Heathrow airport is investigating the possibility of a test costing up to £170 on arrival at terminal 2. It has not yet been accepted as an alternative to quarantine, as testing is in some countries, but plans are well advanced.
The hope is that a negative test will allow travellers to end self-isolation and resume normal activities.
Some airlines may offer the test to higher-spending passengers as part of their business-class product.
If the test comes back positive, the passenger will be told to continue self-isolation, staying at their given quarantine address for the next 14 days.
There is currently no launch date for the pilot programme, nor when it might be extended to other terminals and airports.
I am Scottish with a holiday booked in Spain, but flying from Manchester. Do I avoid quarantine because I am starting and ending in England?
No. Nicola Sturgeon, Scotland’s first minister, said: “You cannot get round the requirement to quarantine in Scotland by flying to or from an airport in England.
“Public Health Scotland will have access to contact details for people staying in Scotland, regardless of whether an individual arrives in Glasgow, Manchester or London and it will carry out sample checks.”

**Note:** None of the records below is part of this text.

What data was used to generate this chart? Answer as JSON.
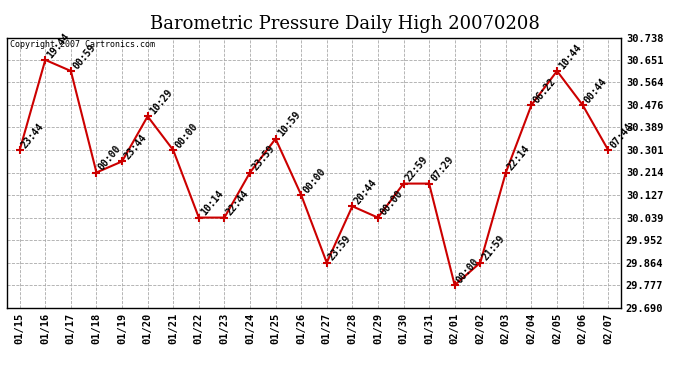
{
  "title": "Barometric Pressure Daily High 20070208",
  "copyright": "Copyright 2007 Cartronics.com",
  "dates": [
    "01/15",
    "01/16",
    "01/17",
    "01/18",
    "01/19",
    "01/20",
    "01/21",
    "01/22",
    "01/23",
    "01/24",
    "01/25",
    "01/26",
    "01/27",
    "01/28",
    "01/29",
    "01/30",
    "01/31",
    "02/01",
    "02/02",
    "02/03",
    "02/04",
    "02/05",
    "02/06",
    "02/07"
  ],
  "values": [
    30.301,
    30.651,
    30.608,
    30.214,
    30.257,
    30.432,
    30.301,
    30.039,
    30.039,
    30.214,
    30.345,
    30.127,
    29.864,
    30.083,
    30.039,
    30.171,
    30.171,
    29.777,
    29.864,
    30.214,
    30.476,
    30.608,
    30.476,
    30.301
  ],
  "times": [
    "23:44",
    "19:44",
    "00:59",
    "00:00",
    "23:44",
    "10:29",
    "00:00",
    "10:14",
    "22:44",
    "23:59",
    "10:59",
    "00:00",
    "23:59",
    "20:44",
    "00:00",
    "22:59",
    "07:29",
    "00:00",
    "21:59",
    "22:14",
    "06:22",
    "10:44",
    "00:44",
    "07:44"
  ],
  "line_color": "#cc0000",
  "marker_color": "#cc0000",
  "background_color": "#ffffff",
  "grid_color": "#aaaaaa",
  "title_fontsize": 13,
  "label_fontsize": 7,
  "tick_fontsize": 7.5,
  "ylim": [
    29.69,
    30.738
  ],
  "yticks": [
    29.69,
    29.777,
    29.864,
    29.952,
    30.039,
    30.127,
    30.214,
    30.301,
    30.389,
    30.476,
    30.564,
    30.651,
    30.738
  ]
}
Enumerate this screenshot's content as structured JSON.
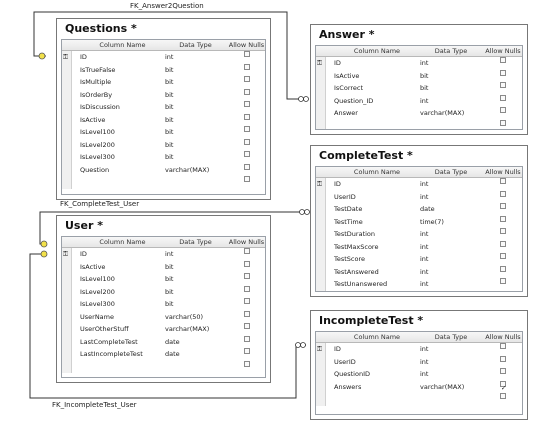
{
  "relationships": [
    {
      "name": "FK_Answer2Question",
      "from": "Questions",
      "to": "Answer"
    },
    {
      "name": "FK_CompleteTest_User",
      "from": "User",
      "to": "CompleteTest"
    },
    {
      "name": "FK_IncompleteTest_User",
      "from": "User",
      "to": "IncompleteTest"
    }
  ],
  "header": {
    "column_name": "Column Name",
    "data_type": "Data Type",
    "allow_nulls": "Allow Nulls"
  },
  "tables": {
    "questions": {
      "title": "Questions *",
      "columns": [
        {
          "name": "ID",
          "type": "int",
          "nullable": false,
          "pk": true
        },
        {
          "name": "IsTrueFalse",
          "type": "bit",
          "nullable": false
        },
        {
          "name": "IsMultiple",
          "type": "bit",
          "nullable": false
        },
        {
          "name": "IsOrderBy",
          "type": "bit",
          "nullable": false
        },
        {
          "name": "IsDiscussion",
          "type": "bit",
          "nullable": false
        },
        {
          "name": "IsActive",
          "type": "bit",
          "nullable": false
        },
        {
          "name": "IsLevel100",
          "type": "bit",
          "nullable": false
        },
        {
          "name": "IsLevel200",
          "type": "bit",
          "nullable": false
        },
        {
          "name": "IsLevel300",
          "type": "bit",
          "nullable": false
        },
        {
          "name": "Question",
          "type": "varchar(MAX)",
          "nullable": false
        }
      ]
    },
    "answer": {
      "title": "Answer *",
      "columns": [
        {
          "name": "ID",
          "type": "int",
          "nullable": false,
          "pk": true
        },
        {
          "name": "IsActive",
          "type": "bit",
          "nullable": false
        },
        {
          "name": "IsCorrect",
          "type": "bit",
          "nullable": false
        },
        {
          "name": "Question_ID",
          "type": "int",
          "nullable": false
        },
        {
          "name": "Answer",
          "type": "varchar(MAX)",
          "nullable": false
        }
      ]
    },
    "user": {
      "title": "User *",
      "columns": [
        {
          "name": "ID",
          "type": "int",
          "nullable": false,
          "pk": true
        },
        {
          "name": "IsActive",
          "type": "bit",
          "nullable": false
        },
        {
          "name": "IsLevel100",
          "type": "bit",
          "nullable": false
        },
        {
          "name": "IsLevel200",
          "type": "bit",
          "nullable": false
        },
        {
          "name": "IsLevel300",
          "type": "bit",
          "nullable": false
        },
        {
          "name": "UserName",
          "type": "varchar(50)",
          "nullable": false
        },
        {
          "name": "UserOtherStuff",
          "type": "varchar(MAX)",
          "nullable": false
        },
        {
          "name": "LastCompleteTest",
          "type": "date",
          "nullable": false
        },
        {
          "name": "LastIncompleteTest",
          "type": "date",
          "nullable": false
        }
      ]
    },
    "completetest": {
      "title": "CompleteTest *",
      "columns": [
        {
          "name": "ID",
          "type": "int",
          "nullable": false,
          "pk": true
        },
        {
          "name": "UserID",
          "type": "int",
          "nullable": false
        },
        {
          "name": "TestDate",
          "type": "date",
          "nullable": false
        },
        {
          "name": "TestTime",
          "type": "time(7)",
          "nullable": false
        },
        {
          "name": "TestDuration",
          "type": "int",
          "nullable": false
        },
        {
          "name": "TestMaxScore",
          "type": "int",
          "nullable": false
        },
        {
          "name": "TestScore",
          "type": "int",
          "nullable": false
        },
        {
          "name": "TestAnswered",
          "type": "int",
          "nullable": false
        },
        {
          "name": "TestUnanswered",
          "type": "int",
          "nullable": false
        }
      ]
    },
    "incompletetest": {
      "title": "IncompleteTest *",
      "columns": [
        {
          "name": "ID",
          "type": "int",
          "nullable": false,
          "pk": true
        },
        {
          "name": "UserID",
          "type": "int",
          "nullable": false
        },
        {
          "name": "QuestionID",
          "type": "int",
          "nullable": false
        },
        {
          "name": "Answers",
          "type": "varchar(MAX)",
          "nullable": true
        }
      ]
    }
  }
}
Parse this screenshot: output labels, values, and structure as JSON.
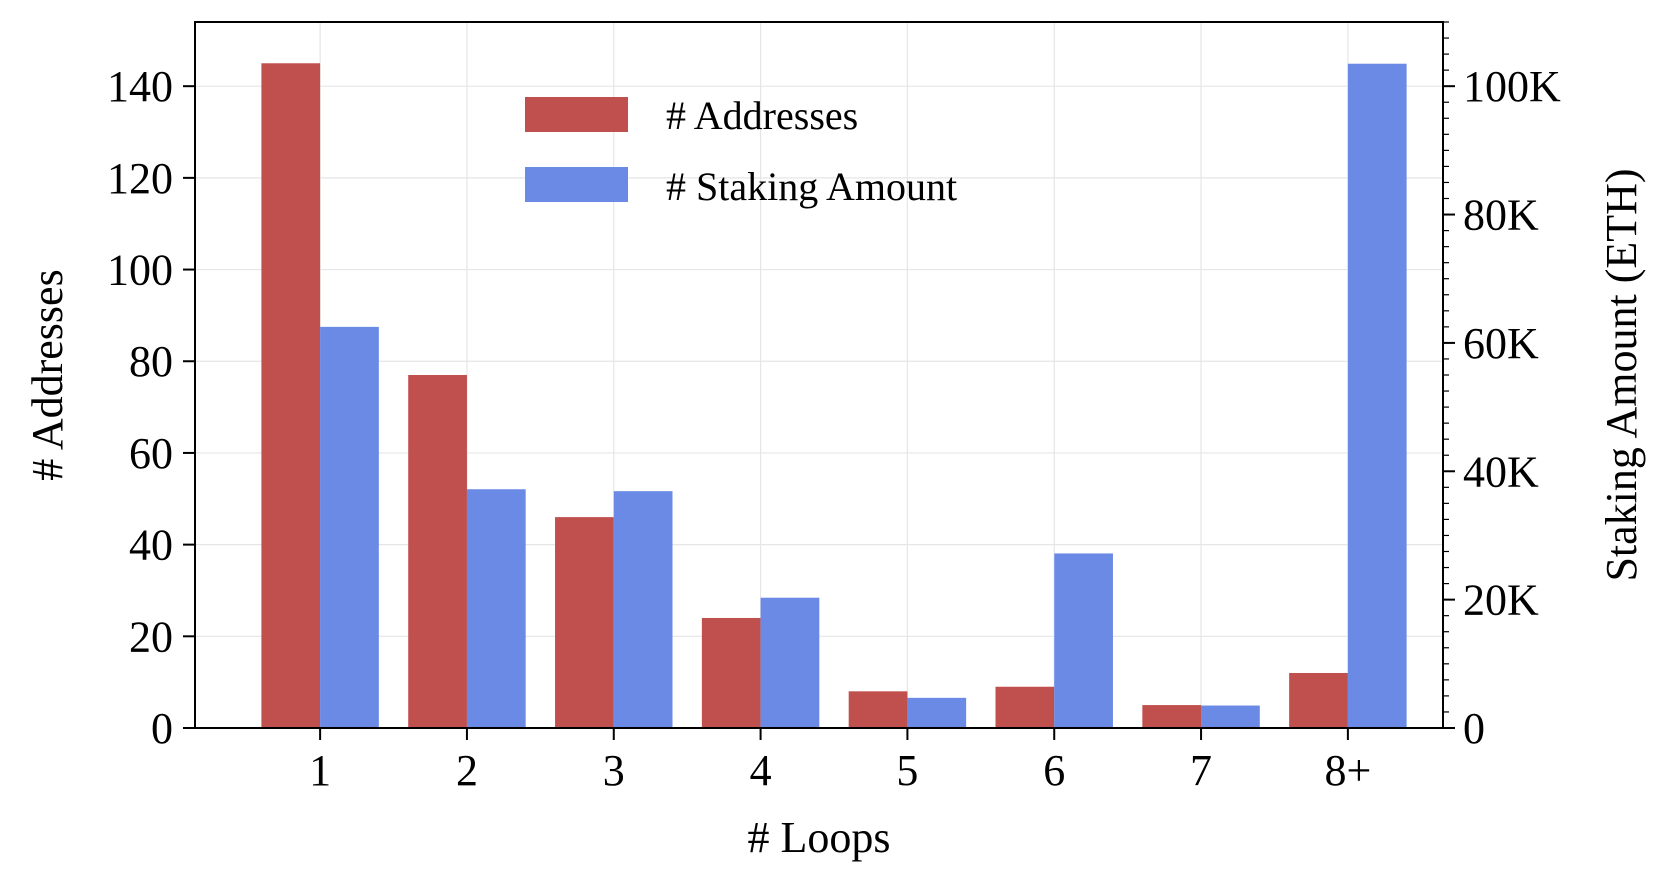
{
  "chart_data": {
    "type": "bar",
    "categories": [
      "1",
      "2",
      "3",
      "4",
      "5",
      "6",
      "7",
      "8+"
    ],
    "series": [
      {
        "name": "# Addresses",
        "axis": "left",
        "color": "#c0504d",
        "values": [
          145,
          77,
          46,
          24,
          8,
          9,
          5,
          12
        ]
      },
      {
        "name": "# Staking Amount",
        "axis": "right",
        "color": "#6a8ae6",
        "values": [
          62500,
          37200,
          36900,
          20300,
          4700,
          27200,
          3500,
          103500
        ]
      }
    ],
    "xlabel": "# Loops",
    "ylabel": "# Addresses",
    "ylabel_right": "Staking Amount (ETH)",
    "ylim": [
      0,
      154
    ],
    "ylim_right": [
      0,
      110000
    ],
    "yticks": [
      0,
      20,
      40,
      60,
      80,
      100,
      120,
      140
    ],
    "yticks_right": [
      0,
      20000,
      40000,
      60000,
      80000,
      100000
    ],
    "yticks_right_labels": [
      "0",
      "20K",
      "40K",
      "60K",
      "80K",
      "100K"
    ],
    "grid": true,
    "legend_position": "top-center"
  }
}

Any actual exemptions or ways of ending quarantine early?
A long list of professional exceptions apply – from flight crew to elite sportsmen and women. But they affect a relatively few people.
A much wider exemption allows anyone who leaves the country to end quarantine – though if they then return with some of the 14 days still unspent, they will have to complete their “sentence”.
For example, someone who returns from Portugal on 10 July but leaves the following day for France (a quarantine-exempt country) for a week will need to self-isolate when they come back across the Channel for a further seven days.
If a country is on the list, does that mean I will get in without a problem?
No. Avoiding quarantine on your return is just one of the many hurdles to be tackled. Many countries require tests before departure or on arrival, or say they may conduct them. You should check with the authorities before committing to travel. Others simply say they don’t want UK holidaymakers yet.